Code is well defined, and always checked and verified by a parser. Code is more reliable than mathematical notation.

It's perfectly understandable for developers to refuse to use math to do machine learning, when machine learning is applied. Most of those developers want a crash course and be operational as fast as possible. The theory is not always required, unless you want to do research and go further.

I have nothing against mathematics, I love maths, but for ML, you need statistics and other simple things, you don't need to go very far in the maths. Leave optimization to people who want to optimize. Do things step by step. First step is: let people understand and use machine learning.

gspr · on April 2, 2021

Not only afraid of math. Afraid of math and at the same time confident that one will excel with deep learning.

anewhnaccount2 · on April 2, 2021

Lots of people make use of relational databases without formally understanding set theory/normal forms. They just learn by example and hacking it. What you're seeing here with deep learning is the same situation.

gspr · on April 2, 2021

Sure. And I didn't at all mean that people who aren't good at math should stop doing deep learning.

I just meant that it's weird to me that people seemingly tiptoe around using simple math to explain what is, at heart, simple math, and instead invent a whole new terminology and a dictionary of imprecise analogies to get by.

ganafagol · on April 2, 2021

Because "I've always been bad at math" is a hip thing to say in today's society and gets you laughter and approving nods.

cultyyy123 · on April 2, 2021

In reality most people are bad/afraid at Numbers not at Maths. The book Maths without numbers highlight what needs to be done to Education system.

tgv · on April 2, 2021

Sure. It's much easier to understand the Dedekind cut, rings, and function spaces than to subtract 35% from 140.

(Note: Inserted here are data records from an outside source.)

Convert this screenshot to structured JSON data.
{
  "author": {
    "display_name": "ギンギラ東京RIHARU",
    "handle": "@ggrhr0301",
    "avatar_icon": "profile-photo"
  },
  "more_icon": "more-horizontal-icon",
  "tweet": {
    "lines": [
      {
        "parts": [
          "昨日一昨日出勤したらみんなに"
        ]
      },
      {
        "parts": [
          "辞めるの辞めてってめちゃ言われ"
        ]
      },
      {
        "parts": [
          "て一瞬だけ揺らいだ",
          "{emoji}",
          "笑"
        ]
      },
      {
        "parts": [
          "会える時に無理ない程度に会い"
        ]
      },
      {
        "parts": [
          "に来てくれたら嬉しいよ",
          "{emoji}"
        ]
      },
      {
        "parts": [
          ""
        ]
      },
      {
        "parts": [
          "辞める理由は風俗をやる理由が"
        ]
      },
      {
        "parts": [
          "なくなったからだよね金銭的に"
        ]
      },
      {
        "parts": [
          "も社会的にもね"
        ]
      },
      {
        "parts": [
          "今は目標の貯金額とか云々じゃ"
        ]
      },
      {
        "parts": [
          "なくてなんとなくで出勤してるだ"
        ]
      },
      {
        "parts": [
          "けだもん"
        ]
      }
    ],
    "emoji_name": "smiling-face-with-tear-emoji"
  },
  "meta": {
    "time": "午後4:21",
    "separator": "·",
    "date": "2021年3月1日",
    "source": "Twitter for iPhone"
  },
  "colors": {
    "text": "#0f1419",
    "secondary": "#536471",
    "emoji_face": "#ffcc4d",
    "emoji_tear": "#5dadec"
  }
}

laichzeit0 · on April 2, 2021

Most people afraid of “math” only have exposure to the second kind. I figure it has more to do with finding those type of mechanical operations boring (they are), and hence all of maths must be equally boring. If you’re a software developer, enjoy abstractions, programming language theory, and solving problems there is no way you would find math of the first sort boring. Alas, in high school pretty much all the math is of the boring mechanical kind. At least mine was, anyway. Even the first exposure to non-rigorous calculus is of the shitty plug-and-chug variety.

tgv · on April 2, 2021

It's hard to go through life without developing a modest understanding of arithmetic and reading. You wouldn't even be able to check your receipts if school started with Peano's axioms. Consequently, numbers come first, as they have for millennia now. Which makes sense, because maths developed out of intuitive arithmetic.

As a matter of fact, my parents complain they never understood maths, because they were taught algebraic rules by rote. a * b = b * a. They can recite that, they just don't have a clue what to do with it.

Teachers just aren't good, and certainly not at maths. It's a struggle to teach billions the basic skills. There is no solution.

I also don't know any mathematician or physicist bad at arithmetic. Quite a few of them seem to delight in numbers and arithmetic puzzles.

So I really don't see how to avoid numbers and boring school work, nor how the former could have a positive effect.

ZephyrBlu · on April 2, 2021

My guess is because they were taught how to plug numbers into an equation and get an answer and didn't get taught math skills like algebraic manipulation.

This isn't a slight against people who aren't good at maths. I think the way education system work is pretty broken.

29athrowaway · on April 2, 2021

Backpropagation is interesting, but there is no evidence that animal brains are using it.